Assume I want to remove the last two elements of s. What is the
standard solution for this?

This kind of string manipulation is more C than C++, but there is
still a library for working with these kinds of strings.

#include <cstring>

It's a bad idea to manipulate a string assigned from a literal,
though. That is...

char *s="abcd";
s[2] = 0; // Don't do this!

Instead, use...

char* s = new char [BUFFERSIZE];
std::strncpy (s, "abcd", BUFFERSIZE);
s [2] = 0;

In the above, I cut the string short by writing a new null terminator
to the appropriate character position.

However, this kind of stuff is very error prone, and tends to be a
cause of crashes, memory corruption, security issues and more. It's
very easy to end up reading/writing past the end of your buffers and
so on. Seriously, just use the std::string class - you'll regret it if
you don't.

On 2008-10-13 01:16, sa*******@gmail.com wrote:

On Oct 12, 2:41 pm, Kai-Uwe Bux <jkherci...@gmx.netwrote:

>saraja...@gmail.com wrote:

Hi All,

I have a string represented by char* (I do not user string class):
char *s="abcd";

Assume I want to remove the last two elements of s. What is the
standard solution for this?

Using std::string.

Can I just change the value of s[2] to '\0'?

No.

The reason is a little involved. For starters, if you had

char const * s = "abcd"; // (*)

it would be obvious that you are trying to modify something declared const.
This is undefined behavior.

Second, you have

char * s = "abcd"

and that happens to be roughly equivalent to (*). The right hand side is
const and the conversion to something non-const is only allowed for
compatibility with C. The fact remains that you are trying to modify
the "abcd" string, which is const. That is still undefined behavior, see
[7.1.5.1/4] and [2.13.4/1] or just [2.13.4/2].

Best

Kai-Uwe Bux

What if I use:
char s[4];
s[0]='a';
s[1]='b';
s[2]='c';
s[3]='d';
instead?

If you must use char-arrays use

char s[] = "abcd";

this will ensure that the string is properly null-terminated.

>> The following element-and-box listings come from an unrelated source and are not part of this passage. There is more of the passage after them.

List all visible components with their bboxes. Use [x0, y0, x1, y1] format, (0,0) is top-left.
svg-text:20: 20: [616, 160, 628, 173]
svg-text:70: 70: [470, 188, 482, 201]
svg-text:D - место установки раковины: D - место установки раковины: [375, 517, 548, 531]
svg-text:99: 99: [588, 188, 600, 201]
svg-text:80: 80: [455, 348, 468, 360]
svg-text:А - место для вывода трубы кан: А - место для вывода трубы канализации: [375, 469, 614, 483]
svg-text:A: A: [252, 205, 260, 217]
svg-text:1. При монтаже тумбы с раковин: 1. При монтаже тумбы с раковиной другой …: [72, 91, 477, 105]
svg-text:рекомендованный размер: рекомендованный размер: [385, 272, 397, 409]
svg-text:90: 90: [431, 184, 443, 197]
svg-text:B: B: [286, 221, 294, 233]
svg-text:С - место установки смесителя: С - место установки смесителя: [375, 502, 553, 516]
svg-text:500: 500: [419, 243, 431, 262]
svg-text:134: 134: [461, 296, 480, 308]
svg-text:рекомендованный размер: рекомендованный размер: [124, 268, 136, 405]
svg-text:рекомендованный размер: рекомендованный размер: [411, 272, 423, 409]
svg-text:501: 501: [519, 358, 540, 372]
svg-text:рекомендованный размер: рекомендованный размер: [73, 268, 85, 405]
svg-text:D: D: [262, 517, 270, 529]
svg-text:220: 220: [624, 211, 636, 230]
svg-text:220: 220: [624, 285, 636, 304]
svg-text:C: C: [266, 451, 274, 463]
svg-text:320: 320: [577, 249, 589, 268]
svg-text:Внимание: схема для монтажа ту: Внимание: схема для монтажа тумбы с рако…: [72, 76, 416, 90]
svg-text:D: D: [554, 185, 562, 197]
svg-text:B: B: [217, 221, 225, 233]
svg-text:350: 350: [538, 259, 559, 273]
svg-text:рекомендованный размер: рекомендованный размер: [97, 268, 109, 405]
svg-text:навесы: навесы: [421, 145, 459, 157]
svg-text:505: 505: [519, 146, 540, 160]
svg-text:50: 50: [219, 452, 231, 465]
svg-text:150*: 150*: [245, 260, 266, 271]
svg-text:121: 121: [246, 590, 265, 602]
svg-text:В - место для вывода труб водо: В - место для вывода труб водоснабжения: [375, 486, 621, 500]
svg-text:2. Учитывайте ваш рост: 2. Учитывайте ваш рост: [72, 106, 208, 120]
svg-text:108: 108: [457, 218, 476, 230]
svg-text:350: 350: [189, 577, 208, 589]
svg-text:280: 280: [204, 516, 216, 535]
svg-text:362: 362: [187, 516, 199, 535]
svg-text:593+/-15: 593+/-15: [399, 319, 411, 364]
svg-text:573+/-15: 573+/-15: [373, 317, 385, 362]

Is there any built-in method to erase a part of string defined as
char[] instead of std::string?

Look up <cstringin your favourite C++ reference.

--
Erik Wikström

Stephen Horne wrote:

Instead, use...

char* s = new char [BUFFERSIZE];
std::strncpy (s, "abcd", BUFFERSIZE);
s [2] = 0;

Given this is almost *exactly* replicating what std::string would do
(except that it would do it more safely), I really can't understand why
you are giving this as a viable solution. Why not give the solution
using std::string rather than this? The end result will be the same, but
much safer and more didactic.

On Mon, 13 Oct 2008 16:34:33 GMT, Juha Nieminen
<no****@thanks.invalidwrote:

>Stephen Horne wrote:

>Instead, use...

char* s = new char [BUFFERSIZE];
std::strncpy (s, "abcd", BUFFERSIZE);
s [2] = 0;

Given this is almost *exactly* replicating what std::string would do
(except that it would do it more safely), I really can't understand why
you are giving this as a viable solution. Why not give the solution
using std::string rather than this? The end result will be the same, but
much safer and more didactic.

Read the rest of the post.

In short, I *didn't* give it as a viable solution, I made it pretty
clear that it *wasn't* a sensible solution. But that doesn't mean that
I take an "I know this but you are not worthy" attitude.

Take a "do what I say" attitude and people will ignore you and do what
they want anyway. So provide the facts and explain why it's a bad
idea. That way, when they ignore you and do it anyway, they don't get
to blame your attitude when it all goes horribly wrong.